Halloween revival

It’s Halloween night.

For the past several years, I’ve gotten used to gazing upon Halloween night from afar. I went to college, and I pushed it away, no longer understanding its allure and confused about why adults went to great lengths to create a spooky environment for 25 of their closest drunk friends. It was an overnight thing – one year I was excited and celebrating and being a goofball with all of my friends as well; the next, I was rolling my eyes and staying inside to watch something decidedly not Halloween oriented.

I begrudgingly dressed up when asked, or I did something in the spirit of Halloween, but I always did it because I was supposed to.
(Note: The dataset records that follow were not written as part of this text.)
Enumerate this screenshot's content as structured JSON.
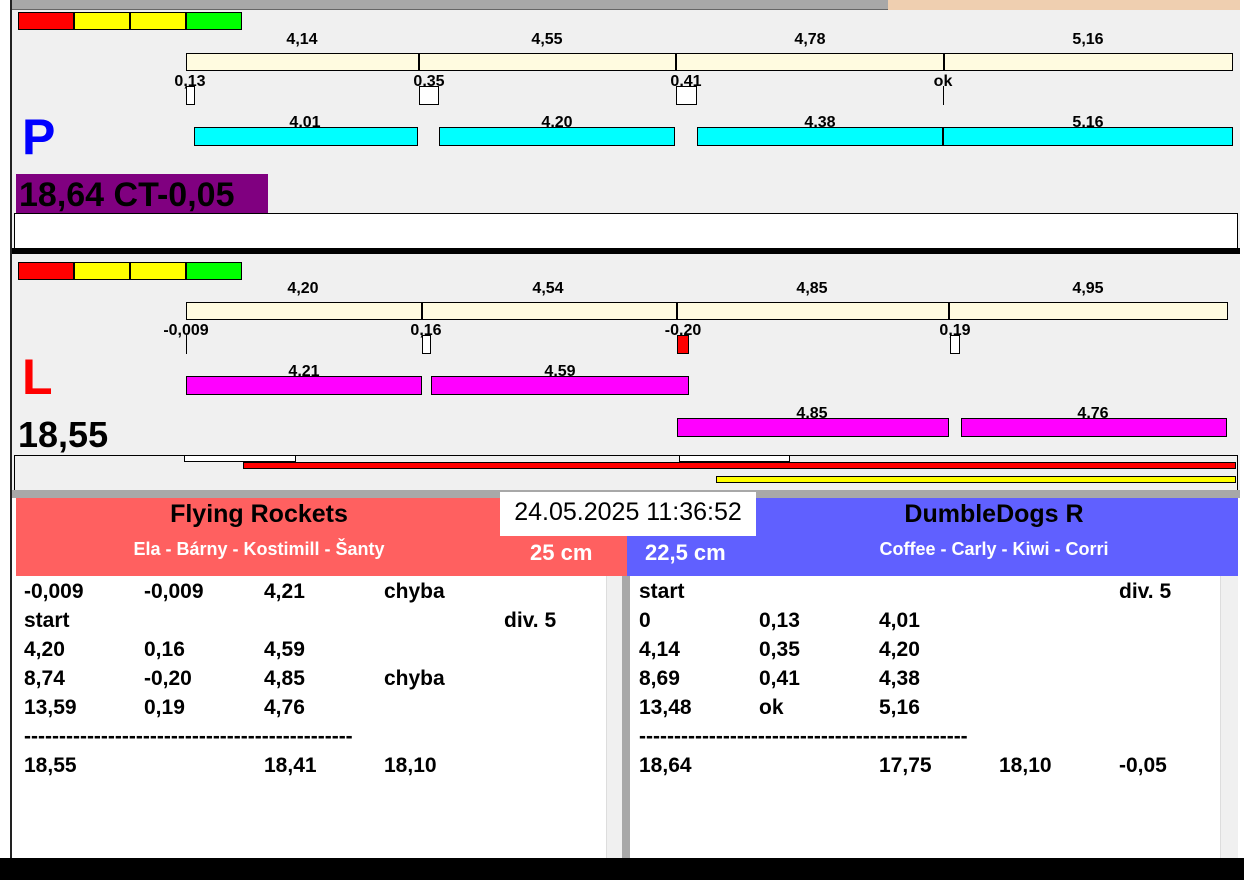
{
  "colors": {
    "red": "#ff0000",
    "yellow": "#ffff00",
    "green": "#00ff00",
    "cyan": "#00ffff",
    "magenta": "#ff00ff",
    "purple": "#800080",
    "team_left": "#ff6060",
    "team_right": "#6060ff"
  },
  "p": {
    "letter": "P",
    "top_times": [
      "4,14",
      "4,55",
      "4,78",
      "5,16"
    ],
    "gaps": [
      "0,13",
      "0,35",
      "0,41",
      "ok"
    ],
    "run_times": [
      "4,01",
      "4,20",
      "4,38",
      "5,16"
    ],
    "total": "18,64 CT-0,05"
  },
  "l": {
    "letter": "L",
    "top_times": [
      "4,20",
      "4,54",
      "4,85",
      "4,95"
    ],
    "gaps": [
      "-0,009",
      "0,16",
      "-0,20",
      "0,19"
    ],
    "run_times": [
      "4,21",
      "4,59",
      "4,85",
      "4,76"
    ],
    "total": "18,55"
  },
  "datetime": "24.05.2025 11:36:52",
  "left_team": {
    "name": "Flying Rockets",
    "members": "Ela - Bárny - Kostimill - Šanty",
    "height": "25 cm",
    "rows": [
      [
        "-0,009",
        "-0,009",
        "4,21",
        "chyba",
        ""
      ],
      [
        "start",
        "",
        "",
        "",
        "div.  5"
      ],
      [
        "4,20",
        "0,16",
        "4,59",
        "",
        ""
      ],
      [
        "8,74",
        "-0,20",
        "4,85",
        "chyba",
        ""
      ],
      [
        "13,59",
        "0,19",
        "4,76",
        "",
        ""
      ],
      [
        "-----------------------------------------------",
        "",
        "",
        "",
        ""
      ],
      [
        "18,55",
        "",
        "18,41",
        "18,10",
        ""
      ]
    ]
  },
  "right_team": {
    "name": "DumbleDogs R",
    "members": "Coffee - Carly - Kiwi - Corri",
    "height": "22,5 cm",
    "rows": [
      [
        "start",
        "",
        "",
        "",
        "div.  5"
      ],
      [
        "0",
        "0,13",
        "4,01",
        "",
        ""
      ],
      [
        "4,14",
        "0,35",
        "4,20",
        "",
        ""
      ],
      [
        "8,69",
        "0,41",
        "4,38",
        "",
        ""
      ],
      [
        "13,48",
        "ok",
        "5,16",
        "",
        ""
      ],
      [
        "-----------------------------------------------",
        "",
        "",
        "",
        ""
      ],
      [
        "18,64",
        "",
        "17,75",
        "18,10",
        "-0,05"
      ]
    ]
  }
}
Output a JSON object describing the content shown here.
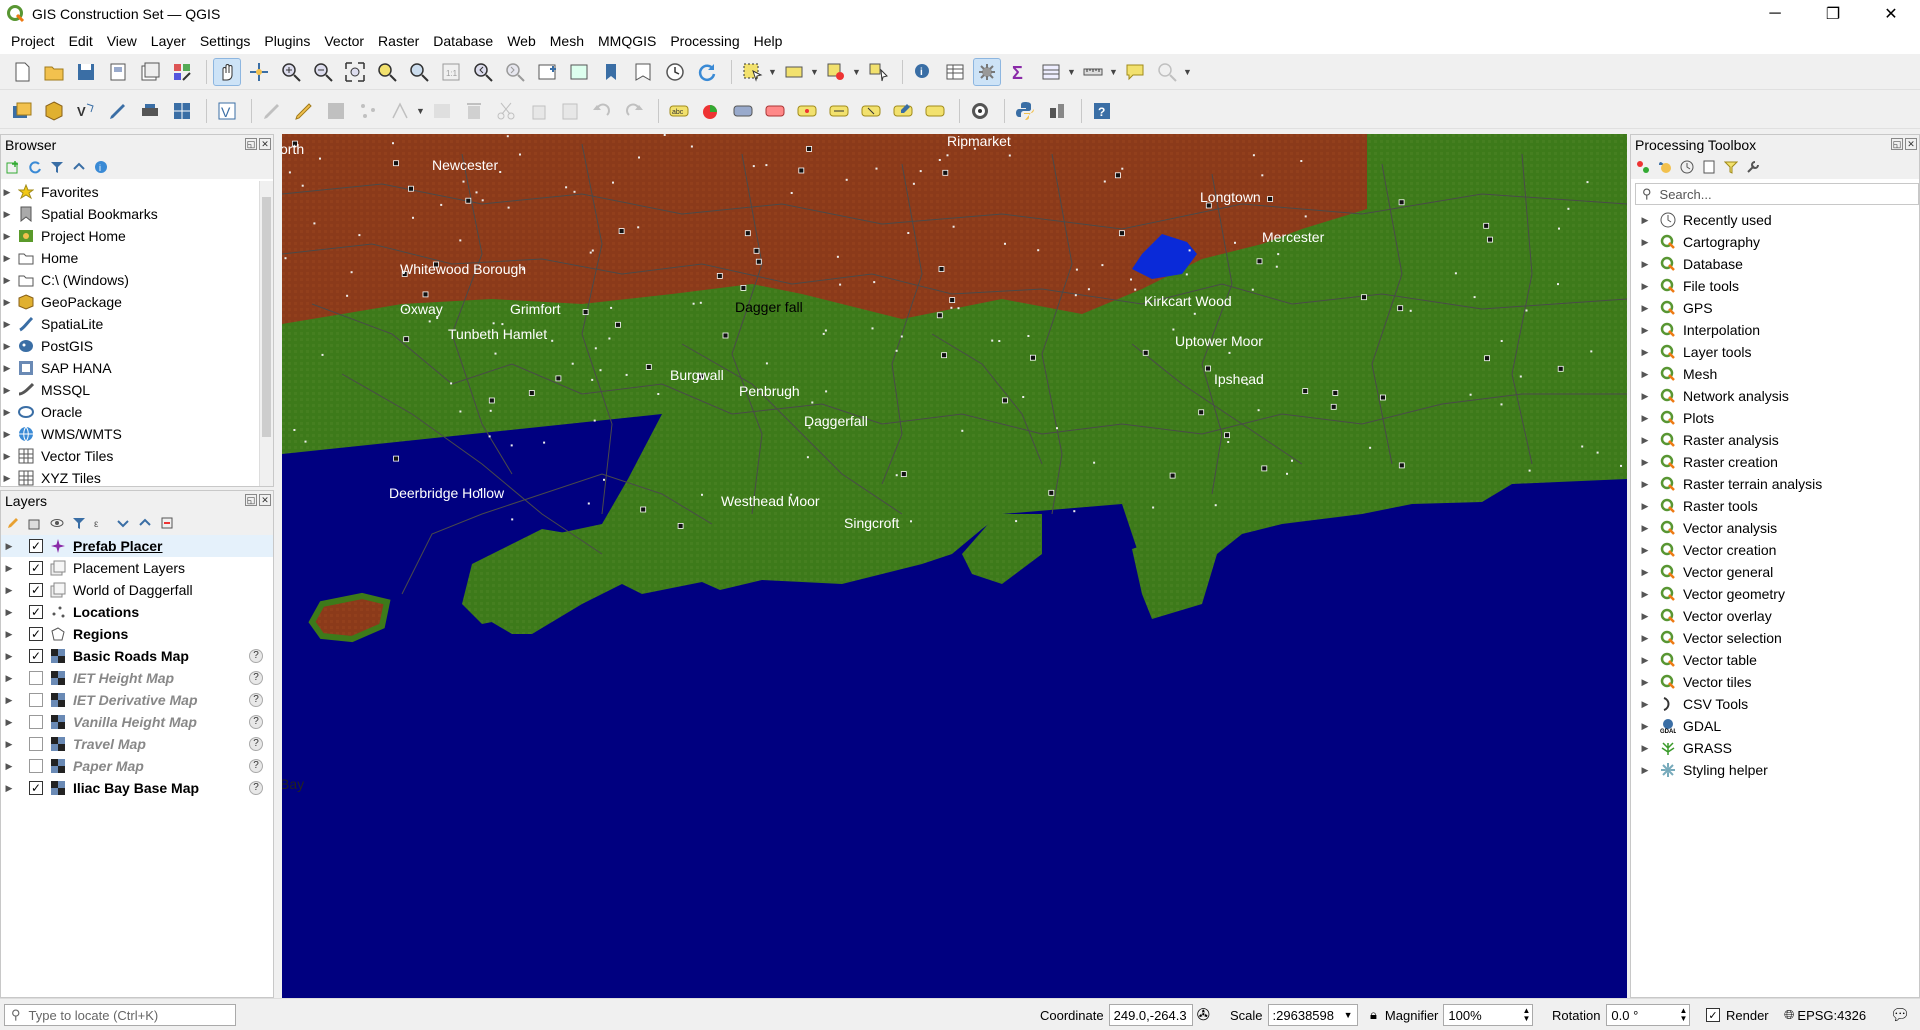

I didn’t look forward to it by any means. I simply said to myself, “I’m too old for this. Whatever. Halloween is just not my day – more power to everyone else.”

I convinced myself that I was over Halloween.

Tonight, I realize it wasn’t that I was over it. I just had the scope all wrong. Halloween isn’t for adults.

It’s for our kids.

Well, truthfully, it partially is for us, but only by association.

Driving home tonight from a friends house – where three other babies were dressed in Halloween costumes and three other pairs of parents giggled and oohed and ahed – I saw trick or treaters everywhere.

And I remembered back to my days trick or treating. The doling out of candy, the early morning outfit check, the long lasting linger of sugar and chocolate – spreading itself out over a three week period, one piece per day in a school lunch. I remember dumping a pile of sweets on the floor and trading them with my friends as if I had just dumped out a bag of 1986 Topps rookie cards.

I remember the darkness, and the ingenuity, and the excitement in guessing what my friends might show up as. Most of all, I remember that, above everything, there was a buzz throughout the city. Every child of trick or treating age was champing at the bit, struggling to keep the joy inside, and then when darkness fell, the entire lot of us burst out onto the Sioux Falls landscape to beg for candy from strangers. That’s right. It was the one night we could buck conventional wisdom and accept a strange Resee’s peanut butter cup.

For one night, the world was ours. We overtook every house we could find with the lights on, and we pounded on the doors of those who thought they were safe, save the foolishly lit basement light or the flicker of a television. We were in charge, dressed like vandals, stealing through the night in search of better prey.

I thought back on my younger trick or treating days and realized I was all wrong. It wasn’t that I grew up too fast. It was that I didn’t bother to leave things in perspective. I forgot that Halloween was a day for kids.

Now, through the eyes of a father, I can begin to understand what makes it so special.